# Different style grips for P226?



## acepilot (Dec 16, 2012)

I just picked up a sweet deal on a P226 and my grip is a one piece style that snaps into place (like on my wife's SP2022). When I look at some You Tube videos, I see some P226 grips that look like 2 pieces with 2 screws on them. Did Sig change the design at some point or can I put 2 piece grips on mine if I remove my 1 piece grip? I'd like to have some nice wood grips if such a thing is available for the P226 and would work on mine. Here is what my grips look like:


----------



## pic (Nov 14, 2009)

That looks like a very nice grip . I think they are the latest available.
Shoot n enjoy.
http://sigsauer.com/upFiles/CmsContent/documents/E2_229-226-3page.pdf


----------



## hud35500 (May 8, 2010)

Those are the latest grips from Sig. I've heard the newest models no longer have screw holes in the frame, but I can't speak from experience. You will need to check yours. I would think you could tell by looking in the mag well. Let us know what you find.


----------



## acepilot (Dec 16, 2012)

There are tapped screws holes inside the mag well! There IS hope! artyman:


----------



## GrumpyBiker (Sep 22, 2013)

Have you looked at the Magwell grips ?
Just google " Magwell Grip P226 "


----------



## acepilot (Dec 16, 2012)

GrumpyBiker said:


> Have you looked at the Magwell grips ?
> Just google " Magwell Grip P226 "


I haven't yet. I see Hogue lists grips for the 226 but I have to figure out how to remove the E2 grip on it first. My wife's SP2022 has a little tab you push and slide the grip down, but I see nothing like that on my 226. Kinda baffled. :smt119:


----------



## hud35500 (May 8, 2010)

As long as there are screw holes, you should be able to put regular grips on it. The mainspring/strut assembly and the decocker are different than the old model, but you shouldn't have to replace them. Put some new grips on and shoot it to make sure it functions ok.


----------



## flugzeug (Dec 9, 2007)

hud35500 said:


> As long as there are screw holes, you should be able to put regular grips on it. The mainspring/strut assembly and the decocker are different than the old model, but you shouldn't have to replace them. Put some new grips on and shoot it to make sure it functions ok.

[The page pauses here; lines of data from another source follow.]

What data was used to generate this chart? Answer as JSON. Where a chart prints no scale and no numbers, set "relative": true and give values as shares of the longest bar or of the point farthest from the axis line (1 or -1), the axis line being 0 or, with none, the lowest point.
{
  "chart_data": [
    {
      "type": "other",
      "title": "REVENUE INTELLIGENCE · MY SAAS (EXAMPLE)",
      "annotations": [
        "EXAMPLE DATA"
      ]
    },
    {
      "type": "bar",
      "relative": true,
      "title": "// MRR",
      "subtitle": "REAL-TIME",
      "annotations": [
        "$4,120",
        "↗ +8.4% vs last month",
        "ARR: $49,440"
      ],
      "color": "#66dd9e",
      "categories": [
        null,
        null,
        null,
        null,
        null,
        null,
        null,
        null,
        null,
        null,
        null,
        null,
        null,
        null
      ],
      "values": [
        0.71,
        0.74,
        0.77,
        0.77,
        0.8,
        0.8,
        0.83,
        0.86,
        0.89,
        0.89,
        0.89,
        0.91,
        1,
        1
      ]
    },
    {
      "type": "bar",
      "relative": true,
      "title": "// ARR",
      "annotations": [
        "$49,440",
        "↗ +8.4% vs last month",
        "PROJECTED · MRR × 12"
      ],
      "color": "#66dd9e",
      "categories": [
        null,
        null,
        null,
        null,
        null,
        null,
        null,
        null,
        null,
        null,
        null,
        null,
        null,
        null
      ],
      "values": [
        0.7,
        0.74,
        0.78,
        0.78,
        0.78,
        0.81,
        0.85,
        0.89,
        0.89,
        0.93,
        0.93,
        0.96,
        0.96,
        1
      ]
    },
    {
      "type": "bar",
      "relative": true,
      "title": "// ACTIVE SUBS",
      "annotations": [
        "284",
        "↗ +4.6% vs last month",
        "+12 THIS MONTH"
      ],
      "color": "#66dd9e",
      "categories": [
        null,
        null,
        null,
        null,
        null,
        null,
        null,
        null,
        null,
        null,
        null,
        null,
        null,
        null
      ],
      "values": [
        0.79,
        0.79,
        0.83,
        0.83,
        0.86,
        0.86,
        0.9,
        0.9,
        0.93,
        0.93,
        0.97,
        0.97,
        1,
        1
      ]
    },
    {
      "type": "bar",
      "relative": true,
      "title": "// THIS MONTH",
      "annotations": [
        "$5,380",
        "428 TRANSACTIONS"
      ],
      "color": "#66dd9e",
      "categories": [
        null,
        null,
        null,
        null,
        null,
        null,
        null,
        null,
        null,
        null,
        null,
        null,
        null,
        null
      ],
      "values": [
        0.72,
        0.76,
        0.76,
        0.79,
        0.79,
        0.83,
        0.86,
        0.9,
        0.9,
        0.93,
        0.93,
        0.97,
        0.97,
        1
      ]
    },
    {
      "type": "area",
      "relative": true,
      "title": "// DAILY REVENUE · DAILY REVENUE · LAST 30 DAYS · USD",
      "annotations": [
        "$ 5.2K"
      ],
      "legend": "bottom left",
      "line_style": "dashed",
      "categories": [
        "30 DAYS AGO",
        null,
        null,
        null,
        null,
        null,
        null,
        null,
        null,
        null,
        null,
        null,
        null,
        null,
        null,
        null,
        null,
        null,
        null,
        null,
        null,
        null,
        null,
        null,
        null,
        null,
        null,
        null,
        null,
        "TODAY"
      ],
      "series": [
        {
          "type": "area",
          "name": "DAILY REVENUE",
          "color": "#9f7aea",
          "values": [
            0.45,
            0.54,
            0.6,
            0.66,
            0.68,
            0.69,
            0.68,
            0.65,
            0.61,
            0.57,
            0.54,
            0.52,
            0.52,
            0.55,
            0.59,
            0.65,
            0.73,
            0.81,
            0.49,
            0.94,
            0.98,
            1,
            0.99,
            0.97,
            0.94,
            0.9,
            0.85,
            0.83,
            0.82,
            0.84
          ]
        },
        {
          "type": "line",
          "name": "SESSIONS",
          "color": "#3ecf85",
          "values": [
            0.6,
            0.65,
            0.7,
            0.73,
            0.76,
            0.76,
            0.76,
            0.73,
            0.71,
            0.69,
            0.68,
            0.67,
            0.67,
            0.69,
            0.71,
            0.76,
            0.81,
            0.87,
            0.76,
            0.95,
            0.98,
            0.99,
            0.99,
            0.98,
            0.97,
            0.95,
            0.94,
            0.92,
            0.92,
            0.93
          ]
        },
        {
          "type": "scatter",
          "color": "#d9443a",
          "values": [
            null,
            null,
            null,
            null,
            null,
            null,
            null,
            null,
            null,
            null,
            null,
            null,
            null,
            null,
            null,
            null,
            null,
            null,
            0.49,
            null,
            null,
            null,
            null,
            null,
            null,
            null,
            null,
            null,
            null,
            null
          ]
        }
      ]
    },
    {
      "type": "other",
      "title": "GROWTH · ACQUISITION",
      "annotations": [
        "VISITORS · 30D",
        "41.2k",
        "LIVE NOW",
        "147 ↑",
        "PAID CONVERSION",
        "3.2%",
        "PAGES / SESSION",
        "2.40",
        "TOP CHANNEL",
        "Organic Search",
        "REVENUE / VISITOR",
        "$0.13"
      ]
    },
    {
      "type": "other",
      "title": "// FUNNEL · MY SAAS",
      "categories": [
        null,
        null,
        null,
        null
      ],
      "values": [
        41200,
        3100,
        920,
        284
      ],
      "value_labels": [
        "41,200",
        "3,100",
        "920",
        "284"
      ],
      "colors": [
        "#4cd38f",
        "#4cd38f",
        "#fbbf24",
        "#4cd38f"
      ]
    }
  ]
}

Your 226 should have come with a black plactic tool, looks like a flat spoon. You insert it into the magwell and twist it. It spreads the grips and you slip them off.

You will find the screw holes are still there and you can buy whatever you like now.


----------



## rglassma (Mar 21, 2015)

If you want to sell the E2 grips, let me know.... I am looking for some.


----------